Our strategy is to divest assets and become a more focused enterprise. Our focus in the future will be on our worldwide property casualty businesses with a continuing interest in our Asia life business. These are challenging times to undertake divestitures and it's quite possible that the pace or order of our divestitures will change. Nevertheless, I have made the very public commitment that we will pay down the entirety of the amounts we have borrowed from the U.S. taxpayers.
We have previously announced our intention to maintain a majority ownership in AIA but to sell a minority stake of up to 49%. AIA is the leading life insurer in Southeast Asia. Anyone who takes the ferry across Victoria Harbor can't help but notice the AIA signs on Stubbs Road and in Quarry Bay. Other key Asian properties we will be seeking to divest in their entirety include ALICO, AIG Star and AIG Edison.
Assets like AIA and ALICO are businesses that are available only once in an executive's lifetime. They simply could not be re-created today. We expect leaders who want to transform their businesses in Asia will be most eager to bid on these assets.
The U.S. government has put a five-year timeframe on our arrangements. Thus, we don't need to hold a "fire sale." We are committed to identifying buyers that will honor our values and recognize the contributions of our people. At the same time, we want buyers for these businesses who can provide the capital and leadership necessary to exploit the remarkable opportunities that the Asian economy promises for the businesses. We expect to entertain fully valued offers for our Asian businesses - and indeed, for many premier businesses around the globe.
Paula Reynolds, who recently joined AIG as Vice Chairman, is here today with me and is leading our divestiture and restructuring process. Now that we have made progress on the structure of our support from the Treasury and Federal Reserve, we are beginning to execute transactions. We recently announced several divestitures, including sales of our private banking business, a stake in AIG's Brazilian joint venture, and a divestment in a U.S. energy company. We expect more announcements in the weeks ahead. Given the size and complexity of our businesses, however, please recognize that announcements on these businesses are a couple of months or more into the future.

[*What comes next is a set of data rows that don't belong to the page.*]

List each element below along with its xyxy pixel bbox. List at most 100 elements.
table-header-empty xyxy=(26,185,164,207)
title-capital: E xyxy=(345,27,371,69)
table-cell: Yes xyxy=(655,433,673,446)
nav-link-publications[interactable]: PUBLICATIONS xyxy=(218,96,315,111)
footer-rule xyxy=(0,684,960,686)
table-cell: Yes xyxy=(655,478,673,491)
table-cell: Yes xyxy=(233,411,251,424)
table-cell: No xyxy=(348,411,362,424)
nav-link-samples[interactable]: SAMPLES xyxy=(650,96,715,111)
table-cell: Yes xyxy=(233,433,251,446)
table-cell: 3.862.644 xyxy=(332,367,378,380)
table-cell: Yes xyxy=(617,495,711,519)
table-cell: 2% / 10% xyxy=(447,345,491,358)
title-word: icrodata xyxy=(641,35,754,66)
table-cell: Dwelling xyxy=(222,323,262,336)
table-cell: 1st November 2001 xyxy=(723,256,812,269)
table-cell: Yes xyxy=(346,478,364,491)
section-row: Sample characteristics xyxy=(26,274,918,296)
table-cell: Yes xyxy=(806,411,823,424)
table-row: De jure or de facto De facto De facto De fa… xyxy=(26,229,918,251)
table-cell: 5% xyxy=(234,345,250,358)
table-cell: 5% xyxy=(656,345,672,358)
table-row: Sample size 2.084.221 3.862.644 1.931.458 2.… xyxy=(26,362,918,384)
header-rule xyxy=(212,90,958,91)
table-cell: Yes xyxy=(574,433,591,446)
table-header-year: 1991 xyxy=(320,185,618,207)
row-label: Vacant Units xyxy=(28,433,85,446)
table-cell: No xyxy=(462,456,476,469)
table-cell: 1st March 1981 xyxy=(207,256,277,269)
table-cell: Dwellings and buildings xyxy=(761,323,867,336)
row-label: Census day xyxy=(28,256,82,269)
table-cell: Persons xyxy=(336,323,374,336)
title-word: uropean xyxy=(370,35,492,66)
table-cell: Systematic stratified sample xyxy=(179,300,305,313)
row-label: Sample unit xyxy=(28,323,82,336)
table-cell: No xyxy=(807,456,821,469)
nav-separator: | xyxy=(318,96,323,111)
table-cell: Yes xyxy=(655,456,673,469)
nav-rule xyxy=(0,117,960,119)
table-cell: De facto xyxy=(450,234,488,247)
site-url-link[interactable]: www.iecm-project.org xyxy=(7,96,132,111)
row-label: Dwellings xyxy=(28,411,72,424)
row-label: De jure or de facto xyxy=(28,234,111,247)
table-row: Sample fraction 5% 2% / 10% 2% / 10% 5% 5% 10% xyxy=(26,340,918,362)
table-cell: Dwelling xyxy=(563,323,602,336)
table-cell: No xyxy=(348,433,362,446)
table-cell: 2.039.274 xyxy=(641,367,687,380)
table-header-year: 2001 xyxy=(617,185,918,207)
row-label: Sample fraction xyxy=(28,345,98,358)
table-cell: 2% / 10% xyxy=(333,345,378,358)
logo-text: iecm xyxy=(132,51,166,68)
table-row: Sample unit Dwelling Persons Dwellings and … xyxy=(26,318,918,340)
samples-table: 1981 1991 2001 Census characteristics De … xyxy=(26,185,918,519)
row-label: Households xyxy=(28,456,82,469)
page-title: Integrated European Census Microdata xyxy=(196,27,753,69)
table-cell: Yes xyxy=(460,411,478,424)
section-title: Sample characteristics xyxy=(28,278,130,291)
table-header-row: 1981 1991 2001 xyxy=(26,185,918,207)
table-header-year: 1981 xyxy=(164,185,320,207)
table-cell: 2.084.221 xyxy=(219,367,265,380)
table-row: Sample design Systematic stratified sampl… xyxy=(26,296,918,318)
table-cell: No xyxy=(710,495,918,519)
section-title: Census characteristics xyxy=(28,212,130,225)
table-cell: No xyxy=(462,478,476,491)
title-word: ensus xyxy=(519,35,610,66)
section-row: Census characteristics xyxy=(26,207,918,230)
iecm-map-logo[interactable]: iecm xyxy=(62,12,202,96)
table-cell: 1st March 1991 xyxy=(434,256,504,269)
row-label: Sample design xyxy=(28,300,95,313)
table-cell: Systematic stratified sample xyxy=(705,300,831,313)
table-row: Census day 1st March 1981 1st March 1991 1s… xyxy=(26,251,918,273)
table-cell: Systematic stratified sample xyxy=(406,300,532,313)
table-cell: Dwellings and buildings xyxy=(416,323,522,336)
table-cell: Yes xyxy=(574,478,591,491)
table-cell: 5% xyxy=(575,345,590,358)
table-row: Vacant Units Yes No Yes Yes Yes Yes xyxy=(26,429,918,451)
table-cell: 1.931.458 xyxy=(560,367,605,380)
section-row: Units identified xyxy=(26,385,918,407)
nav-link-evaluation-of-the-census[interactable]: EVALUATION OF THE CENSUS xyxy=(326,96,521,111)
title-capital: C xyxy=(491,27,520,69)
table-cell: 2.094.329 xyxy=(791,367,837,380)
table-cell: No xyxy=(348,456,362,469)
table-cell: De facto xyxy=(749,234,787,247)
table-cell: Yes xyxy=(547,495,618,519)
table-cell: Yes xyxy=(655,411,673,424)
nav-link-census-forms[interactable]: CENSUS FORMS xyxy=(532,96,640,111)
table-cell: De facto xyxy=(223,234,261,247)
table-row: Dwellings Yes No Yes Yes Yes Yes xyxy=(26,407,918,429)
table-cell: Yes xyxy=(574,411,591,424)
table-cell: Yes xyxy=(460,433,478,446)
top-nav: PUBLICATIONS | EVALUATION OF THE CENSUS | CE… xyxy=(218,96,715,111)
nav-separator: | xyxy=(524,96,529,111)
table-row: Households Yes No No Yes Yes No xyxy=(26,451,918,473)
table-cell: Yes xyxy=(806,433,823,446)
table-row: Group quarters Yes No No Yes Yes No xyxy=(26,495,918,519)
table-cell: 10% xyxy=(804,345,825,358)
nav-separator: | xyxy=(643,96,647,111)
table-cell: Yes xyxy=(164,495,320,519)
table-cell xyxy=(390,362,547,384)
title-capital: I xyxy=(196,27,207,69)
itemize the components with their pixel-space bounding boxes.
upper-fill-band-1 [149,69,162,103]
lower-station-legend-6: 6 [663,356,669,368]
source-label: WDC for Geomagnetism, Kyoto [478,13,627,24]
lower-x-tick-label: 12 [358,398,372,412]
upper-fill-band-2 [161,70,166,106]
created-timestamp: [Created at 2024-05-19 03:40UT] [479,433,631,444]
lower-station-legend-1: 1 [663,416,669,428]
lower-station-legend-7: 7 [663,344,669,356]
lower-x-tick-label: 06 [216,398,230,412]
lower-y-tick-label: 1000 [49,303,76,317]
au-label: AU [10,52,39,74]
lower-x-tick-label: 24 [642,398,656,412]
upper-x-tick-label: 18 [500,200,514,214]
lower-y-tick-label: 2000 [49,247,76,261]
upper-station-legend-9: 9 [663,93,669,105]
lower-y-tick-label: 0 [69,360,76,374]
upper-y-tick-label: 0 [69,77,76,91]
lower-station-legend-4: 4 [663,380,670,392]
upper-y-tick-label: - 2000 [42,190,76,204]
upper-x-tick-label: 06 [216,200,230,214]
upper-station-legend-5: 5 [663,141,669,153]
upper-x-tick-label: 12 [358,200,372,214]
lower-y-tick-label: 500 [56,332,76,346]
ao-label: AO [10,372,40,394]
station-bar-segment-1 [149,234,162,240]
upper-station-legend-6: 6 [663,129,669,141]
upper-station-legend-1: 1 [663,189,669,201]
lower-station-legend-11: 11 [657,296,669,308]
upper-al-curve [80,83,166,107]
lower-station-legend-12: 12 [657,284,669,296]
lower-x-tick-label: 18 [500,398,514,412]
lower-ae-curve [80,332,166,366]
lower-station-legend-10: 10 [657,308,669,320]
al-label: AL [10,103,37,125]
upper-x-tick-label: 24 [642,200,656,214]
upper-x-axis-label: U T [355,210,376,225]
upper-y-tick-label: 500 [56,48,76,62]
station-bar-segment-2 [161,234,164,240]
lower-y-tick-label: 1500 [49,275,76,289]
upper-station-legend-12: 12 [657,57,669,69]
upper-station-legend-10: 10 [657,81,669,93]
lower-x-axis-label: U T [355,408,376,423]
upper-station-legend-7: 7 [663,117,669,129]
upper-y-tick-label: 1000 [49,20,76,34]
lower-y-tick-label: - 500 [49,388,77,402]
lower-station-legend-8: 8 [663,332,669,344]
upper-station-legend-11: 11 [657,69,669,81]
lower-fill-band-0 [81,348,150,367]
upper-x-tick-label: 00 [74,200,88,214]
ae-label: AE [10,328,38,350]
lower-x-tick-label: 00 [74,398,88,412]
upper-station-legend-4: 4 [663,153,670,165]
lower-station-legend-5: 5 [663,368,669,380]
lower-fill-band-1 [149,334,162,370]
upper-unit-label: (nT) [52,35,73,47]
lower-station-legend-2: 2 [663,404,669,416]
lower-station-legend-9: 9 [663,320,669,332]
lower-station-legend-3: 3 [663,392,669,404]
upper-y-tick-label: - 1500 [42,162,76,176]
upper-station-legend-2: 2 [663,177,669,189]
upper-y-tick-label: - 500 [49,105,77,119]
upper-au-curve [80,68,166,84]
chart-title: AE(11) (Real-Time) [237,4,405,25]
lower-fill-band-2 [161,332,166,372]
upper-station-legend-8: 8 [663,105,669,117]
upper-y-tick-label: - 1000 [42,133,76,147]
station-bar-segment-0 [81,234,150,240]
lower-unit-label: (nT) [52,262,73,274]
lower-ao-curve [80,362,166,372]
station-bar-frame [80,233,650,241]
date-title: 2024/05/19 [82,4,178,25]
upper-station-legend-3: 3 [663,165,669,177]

Meanwhile, I'm working to ensure that AIG continues as a viable, competitive business that provides value to our stakeholders. Like all businesses around the globe, we are being extremely cautious with expenses and major new investment commitments, but will continue to support our worldwide enterprises. In addition, AIG is engaged in improving transparency - not as a penalty, but as a necessity for the good of all stakeholders - working with regulators regarding issues of capital adequacy, appropriate accounting treatment during times of market disruption, and risk management metrics. This is the recipe for a holistic approach for reigniting confidence in us and contributing to the restoration of well-functioning markets.